The Kacey Musgraves Christmas Show is a 2019 musical Christmas television special directed by Chris Howe and produced for Amazon Prime Video. The special stars country music singer Kacey Musgraves as she prepares for a Christmas party, alongside an array of celebrity guests including Dan Levy, Troye Sivan, Fred Armisen, Kendall Jenner, Camila Cabello, Lana Del Rey, Leon Bridges, James Corden, Zooey Deschanel, and the Radio City Rockettes.

==Synopsis==
The "Wes Anderson-inspired reimagining of the holidays" features a mix of original songs featured on the 2016 album A Very Kacey Christmas, as well as new versions of holiday classics as duets with celebrity guests. Actor and writer Dan Levy narrates Musgraves' holiday preparations, as she struggles to find her nana's Christmas tree star.

==Reception==
The special has a 67% positive rating on review aggregate site Rotten Tomatoes based on six reviews. Ellen Johnson of Paste called the special "campy holiday fun" and praised its musical performances, Musgraves' costumes, and its emotional resonance.

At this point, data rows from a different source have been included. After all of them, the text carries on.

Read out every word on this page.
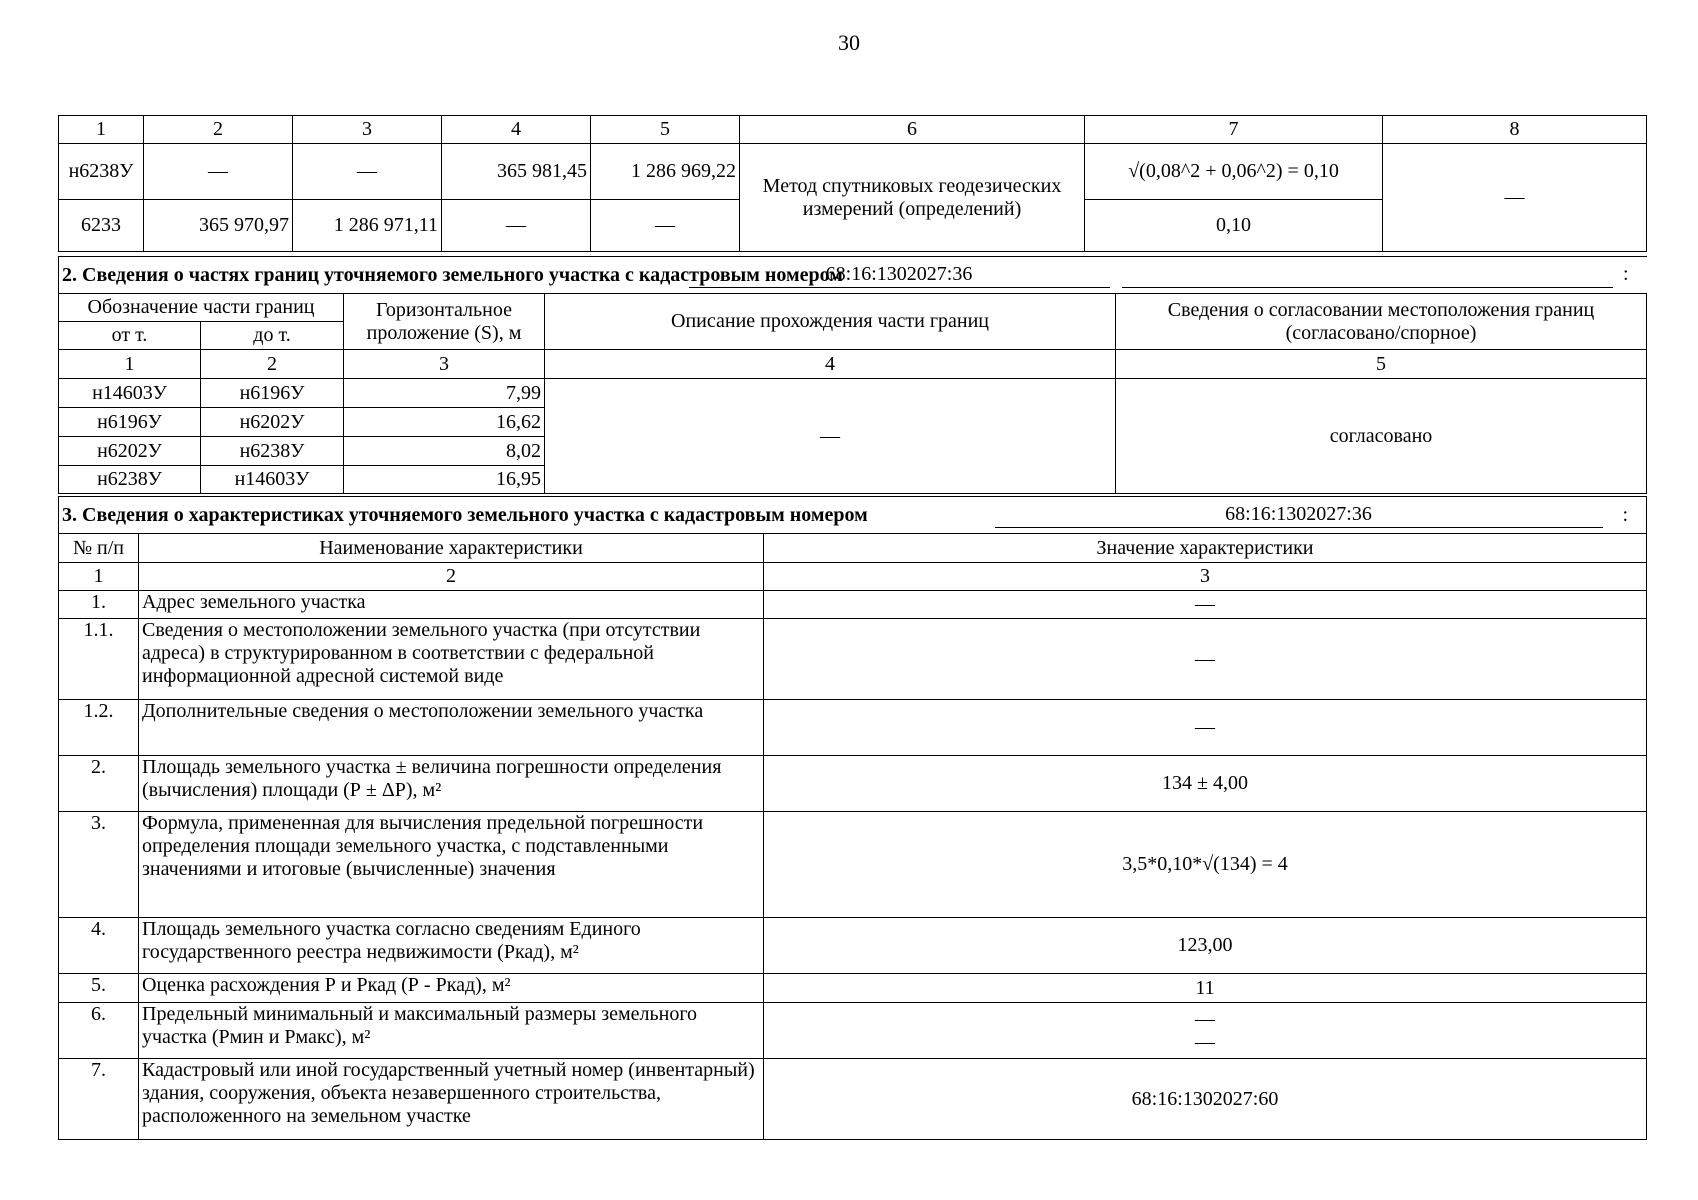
30
1	2	3	4	5	6	7	8
н6238У	—	—	365 981,45	1 286 969,22	Метод спутниковых геодезических измерений (определений)	√(0,08^2 + 0,06^2) = 0,10	—
6233	365 970,97	1 286 971,11	—	—		0,10	
2. Сведения о частях границ уточняемого земельного участка с кадастровым номером			68:16:1302027:36	:

Обозначение части границ		Горизонтальное проложение (S), м	Описание прохождения части границ	Сведения о согласовании местоположения границ (согласовано/спорное)
от т.	до т.			
1	2	3	4	5
н14603У	н6196У	7,99	—	согласовано
н6196У	н6202У	16,62		
н6202У	н6238У	8,02		
н6238У	н14603У	16,95		
3. Сведения о характеристиках уточняемого земельного участка с кадастровым номером	68:16:1302027:36	:
№ п/п	Наименование характеристики	Значение характеристики
1	2	3
1.	Адрес земельного участка	—
1.1.	Сведения о местоположении земельного участка (при отсутствии адреса) в структурированном в соответствии с федеральной информационной адресной системой виде	—
1.2.	Дополнительные сведения о местоположении земельного участка	—
2.	Площадь земельного участка ± величина погрешности определения (вычисления) площади (Р ± ΔР), м²	134 ± 4,00
3.	Формула, примененная для вычисления предельной погрешности определения площади земельного участка, с подставленными значениями и итоговые (вычисленные) значения	3,5*0,10*√(134) = 4
4.	Площадь земельного участка согласно сведениям Единого государственного реестра недвижимости (Ркад), м²	123,00
5.	Оценка расхождения Р и Ркад (Р - Ркад), м²	11
6.	Предельный минимальный и максимальный размеры земельного участка (Рмин и Рмакс), м²	—
—

7.	Кадастровый или иной государственный учетный номер (инвентарный) здания, сооружения, объекта незавершенного строительства, расположенного на земельном участке	68:16:1302027:60
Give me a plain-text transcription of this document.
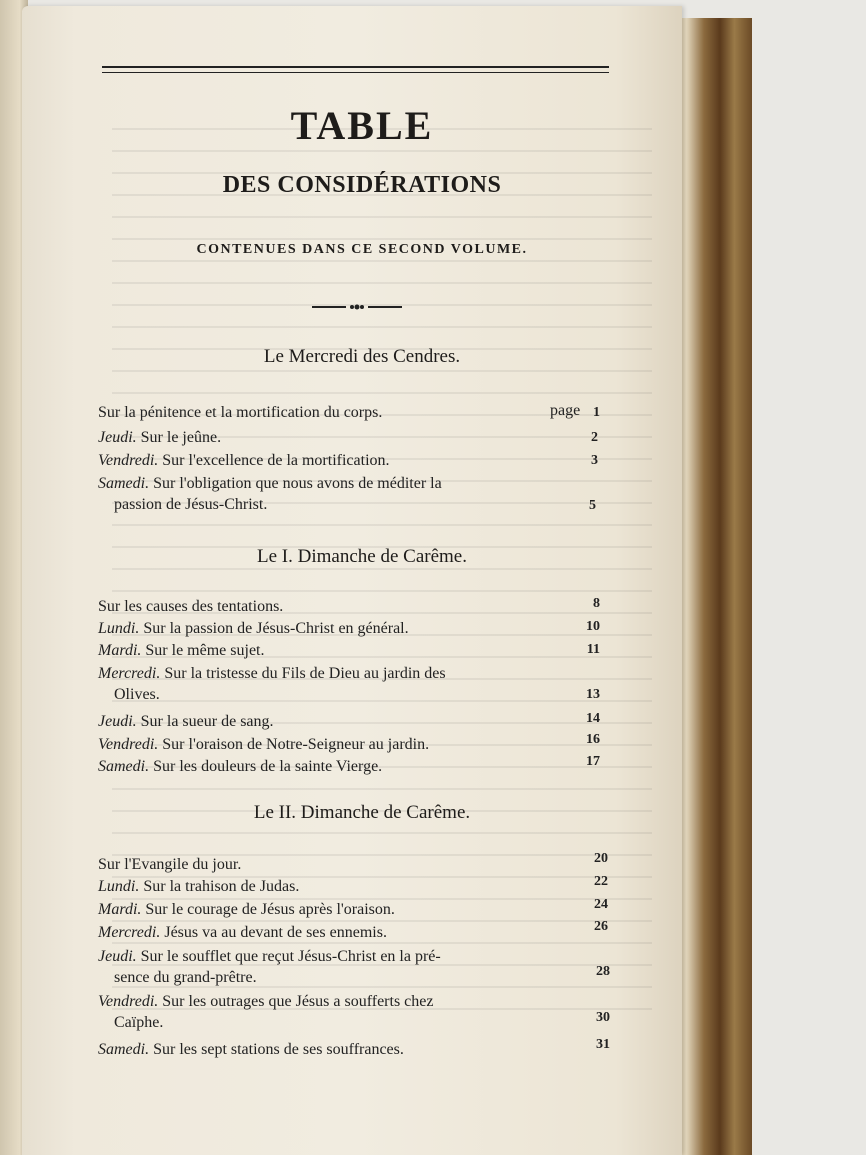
TABLE
DES CONSIDÉRATIONS
CONTENUES DANS CE SECOND VOLUME.
Le Mercredi des Cendres.
page
Sur la pénitence et la mortification du corps.	1
Jeudi. Sur le jeûne.	2
Vendredi. Sur l'excellence de la mortification.	3
Samedi. Sur l'obligation que nous avons de méditer la
passion de Jésus-Christ.	5
Le I. Dimanche de Carême.
Sur les causes des tentations.	8
Lundi. Sur la passion de Jésus-Christ en général.	10
Mardi. Sur le même sujet.	11
Mercredi. Sur la tristesse du Fils de Dieu au jardin des
Olives.	13
Jeudi. Sur la sueur de sang.	14
Vendredi. Sur l'oraison de Notre-Seigneur au jardin.	16
Samedi. Sur les douleurs de la sainte Vierge.	17
Le II. Dimanche de Carême.
Sur l'Evangile du jour.	20
Lundi. Sur la trahison de Judas.	22
Mardi. Sur le courage de Jésus après l'oraison.	24
Mercredi. Jésus va au devant de ses ennemis.	26
Jeudi. Sur le soufflet que reçut Jésus-Christ en la pré-
sence du grand-prêtre.	28
Vendredi. Sur les outrages que Jésus a soufferts chez
Caïphe.	30
Samedi. Sur les sept stations de ses souffrances.	31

Cat Zhang of Pitchfork had a more mixed reaction, criticizing its inconsistent tone and Musgraves' banter, but ultimately concluded that her "sincerity and magnetic calm" saved the special.

==Soundtrack==

The show's official soundtrack was released to digital retailers on the same day of the special's release through MCA Nashville.